かすかに記憶を思い起こせば、クリシンの手際のよい思想マッピングはユーモア溢れるもので、いしいひさいちのマンガで思想を梗概する流れに繋がるのではないかと、今、なんとなく、思いやっていますが、あながち見当違いでもないと思う。結構、かやうな流れは需要があるのでしょう。でも、小谷野さんのは、相変わらず、不貞腐れのノリで怒っているのですが、ユーモアがないですね、クリシンの本は愛嬌がありました。小谷野さんの新刊を読んで、廿年前にタイムトリップして『鉄の処女』を読みたくなったが、絶版でしょう、図書館にあるかどうか…。まあ、此の手の本では、小谷野さんと違って社交上手と思われる永江朗さんの『批評の事情』(原書房)をオススメすべきでしょうね、論壇をより良い距離感で見渡して評論家達の人物評も織り交ぜて交通整理をやってくれている。
う〜ん、でも、評論家と批評家は違うのだろなぁ…。アカデミックな場からのアクセスによって、評論と批評は分かれるのだろうか?書評は批評であって評論ではないし、その辺の事情は評論家、批評家の名刺を持っている人に訊かないとわかりまへん。しかし、毎年年明けになると、できるだけ実践したいと心に誓うことがある。それは、原作を読むこと、映画であれ、小説であれ、絵であれ、音楽であれ、何であれ、評論家の評論を読んでその作品を知ったかのように振舞わないこと、人事で作品を判断しないこと、作品そのものを味わいつくす姿勢を意識してやること、例えば文藝評論家の評論を読む前に原作を読むこと、こんなあたりまえのことが、意外と実践できないのです。

まあ、「あらすじ本」で情報として本を読むという時間のムダ使いだけは、やりませんが…。でも、結構、作品解説を読んだり、その作家の周辺人事で作品を読解しようとする本末転倒をやってしまう愚を犯してしまうのです。出来るだけ気をつけたいと思っています。評論集って結構、面白いものです。だからこそ、本書で小谷野敦が『評論家』、『エッセイスト』の時代だと推奨しているのですが、やっぱ、優先順位としては、いい本、いい映画、いい絵、いい音を読みたい、鑑賞したいです。

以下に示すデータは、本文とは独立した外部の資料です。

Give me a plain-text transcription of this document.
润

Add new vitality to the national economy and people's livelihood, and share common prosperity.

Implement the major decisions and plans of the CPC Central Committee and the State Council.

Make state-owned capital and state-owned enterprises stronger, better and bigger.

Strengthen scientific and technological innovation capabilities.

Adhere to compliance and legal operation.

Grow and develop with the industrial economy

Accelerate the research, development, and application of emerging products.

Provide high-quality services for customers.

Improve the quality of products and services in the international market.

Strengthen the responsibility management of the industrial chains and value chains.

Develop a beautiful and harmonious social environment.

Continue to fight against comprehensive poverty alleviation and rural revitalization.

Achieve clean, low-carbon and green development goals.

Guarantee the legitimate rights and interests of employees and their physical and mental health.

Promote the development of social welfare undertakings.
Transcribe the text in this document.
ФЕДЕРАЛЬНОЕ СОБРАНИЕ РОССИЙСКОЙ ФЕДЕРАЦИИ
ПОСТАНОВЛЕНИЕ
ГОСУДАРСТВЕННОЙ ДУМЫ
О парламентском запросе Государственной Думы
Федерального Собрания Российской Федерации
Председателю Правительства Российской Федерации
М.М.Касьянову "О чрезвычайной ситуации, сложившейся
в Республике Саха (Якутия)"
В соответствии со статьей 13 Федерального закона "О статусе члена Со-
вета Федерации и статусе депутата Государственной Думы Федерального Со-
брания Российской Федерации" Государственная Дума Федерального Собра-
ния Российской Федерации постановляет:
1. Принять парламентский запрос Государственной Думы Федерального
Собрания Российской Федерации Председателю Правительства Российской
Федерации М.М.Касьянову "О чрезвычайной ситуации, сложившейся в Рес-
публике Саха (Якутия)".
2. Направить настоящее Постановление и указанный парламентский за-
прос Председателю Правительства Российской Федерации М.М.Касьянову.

例え、『もてない男』であろうとも、ルサンチマンにならないで、素直にいいものに憧れたい。もうイケメンになれないけれど、おとこまえ(男前)には爺になってもなれますからね、原田達さんのブログで、センセイは女学生に「おとこまえ!」って言われたらしい。どうやら、男前とは、イケメンと違って、「気前のよい、太っ腹な男」らしい。成程、「男気」ですなぁ…。